"I don't give a damn or a wild pig's snort," she replied.

"Don't be vulgar," Donald said. "Let's keep this on a civilized plane."

"That's not vulgarity," she answered. "It's poetry. 'I don't give a damn or a wild pig's snort, but you cut just one strand and the fashions be damned, I swear that I'll boil three in lime!'"

"Lime?" Victor asked rather weakly.

"I think so, dear," Mimi said. "Would you care for a martini?"

"How about the toilet!" Donald suddenly thundered. "How about that, hey?"

"I beg your pardon," Mimi replied.

"The toilets, the toilets," he repeated impatiently. "Do you want to spend the rest of your short life with this old-fashioned plumbing?" He waved wildly toward the tile bathroom. "It's all right roughing it for a few months like we did, but can you honestly imagine spending the rest of your life under such vile conditions?
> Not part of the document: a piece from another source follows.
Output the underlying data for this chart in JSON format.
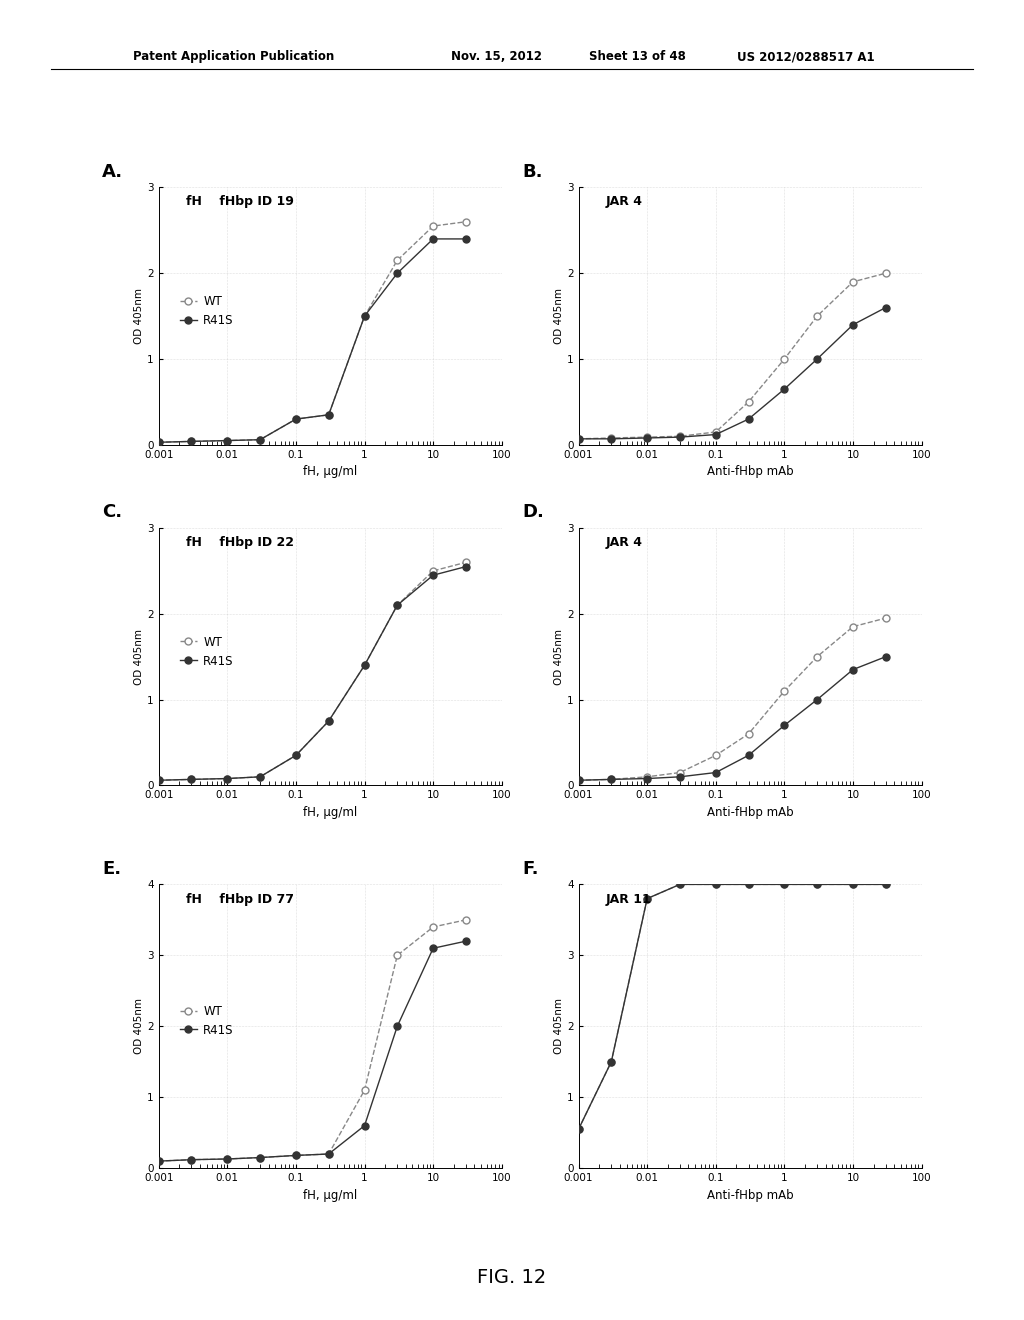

Ha, you didn't think of that, did you?" he continued when he saw the sudden stricken expression on her face. "You don't like the idea, do you?"

Mimi clenched her fists at her side and stamped her little foot. "I don't care," she spit out, "I absolutely do not care! I will stay with him, I will, I will, I will." She turned and looked at the bathroom that opened off the bedroom, and blanched for one moment, then she shut her eyes, gave another kick, and insisted. "I will, I will, I will!"